具体的には営業部や経理部、物流部等の役割分担を行う事で各種情報と処理を統合・最適化し
コストダウンとリスクヘッジを図つつり、無駄や矛盾、判断の多様化とスピードダウンを防ぐ事で
担当業務を高回転させ大量処理を可能として来ました。
同時にメンバーは隣接して座り、重要な情報から自分の担当外業務の情報、ちょっとした周囲の状態を
緊密に共有し合う事で情報の非対称性を是正し、拠り所となる経験や知識・知恵を共有・蓄積する
「場・土壌」を作り上げ、その上で業務品質や効率性・再現性を高めてきたと言えるでしょう。
更に、実際のオフィスでは「表情、机上の状態、周囲との雰囲気、使っている言葉やトーン」は、無意識に
相互に多くの情報(意味)を提供していて、それらは総合的に「今、何をしているか」「忙しいか、手が空いているか」
「体調は良さそうか」「自分に気が付いているか、話しかけられそうか」等の意味に解釈し直す事ができます。
これら拠り所となる「場・土壌」とは、単純化して言えば「文脈情報やコンテクスト」と言われる
「自然に伝わり共有できる背景・周辺情報」であり、個々のメンバーの作業品質や能率、チームの一体感等の
所謂「阿吽の呼吸」を生む重要な仕掛けのひとつとなっています。
この言葉にはし難い「文脈情報やコンテクスト」は、実はコミュニケーションそのものを効率的・効果的に
成立させ、共通の目的を達成してゆく事に非常に重要な役割を果たしていると言えるでしょう。
そしてナレッジワーク・ナレッジワーカー間のコミュニケーションでは、更に深く「やる事・やり方」について
相互の意図や解釈、判断の共有が必要とされると同時に、組織内情報の陳腐化・マンネリ化を打開する
新たな視点や気付き、知識・知恵を加える枠組みとして、時間や場所に囚われない様々なワークスタイルと
チームワークを許容し、緩やかにメンバー同士が繋がる要素が重要視されはじめています。

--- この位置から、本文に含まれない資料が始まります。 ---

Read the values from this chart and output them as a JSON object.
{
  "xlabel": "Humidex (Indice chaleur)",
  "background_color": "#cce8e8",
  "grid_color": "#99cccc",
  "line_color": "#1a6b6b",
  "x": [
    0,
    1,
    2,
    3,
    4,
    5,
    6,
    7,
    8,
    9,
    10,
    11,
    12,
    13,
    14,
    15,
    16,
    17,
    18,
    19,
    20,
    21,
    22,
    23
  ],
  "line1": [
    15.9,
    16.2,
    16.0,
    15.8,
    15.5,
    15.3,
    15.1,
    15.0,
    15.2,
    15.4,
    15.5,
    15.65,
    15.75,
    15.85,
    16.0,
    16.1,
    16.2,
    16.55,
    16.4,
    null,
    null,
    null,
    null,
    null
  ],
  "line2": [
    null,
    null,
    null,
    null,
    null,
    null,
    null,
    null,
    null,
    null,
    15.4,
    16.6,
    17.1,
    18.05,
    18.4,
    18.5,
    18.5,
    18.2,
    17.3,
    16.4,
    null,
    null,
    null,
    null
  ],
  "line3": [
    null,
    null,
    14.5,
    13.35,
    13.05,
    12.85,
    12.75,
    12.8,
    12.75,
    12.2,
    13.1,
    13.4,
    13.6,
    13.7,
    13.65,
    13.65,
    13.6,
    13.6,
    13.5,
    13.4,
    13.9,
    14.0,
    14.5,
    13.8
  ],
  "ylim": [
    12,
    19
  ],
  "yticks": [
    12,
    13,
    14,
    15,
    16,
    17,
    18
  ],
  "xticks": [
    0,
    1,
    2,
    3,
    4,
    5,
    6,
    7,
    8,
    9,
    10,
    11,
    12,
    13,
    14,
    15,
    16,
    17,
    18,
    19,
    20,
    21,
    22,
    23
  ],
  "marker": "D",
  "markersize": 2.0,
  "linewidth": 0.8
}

ここ数年のSNSやTiwwter等のコミュニケーションツールを活用しようとする背景もこの要素からであり
所属組織内に留まらず、他組織や共通の課題認識を持つ社外のメンバーとも簡単に「場と土壌」を実現・共有でき、
その中での情報交換やタイムリーなフィードバックに大きな魅力・価値が感じられはじめたと考えられます。
これらの事から、過去は隣接して座る事のみで培っていた「一体感・チームワーク」自体の解釈を広く捉え直し
常にナレッジワークの効果を最大化する為に、いつでも何処にいても感じられる、活用できる仕掛けが必要だと考え
単なる電子メールや、グループウェアでは提供不可能な文脈情報やコンテクスト、拠り所とできる「場・土壌」
となる機能が必須だと考えるに至りました。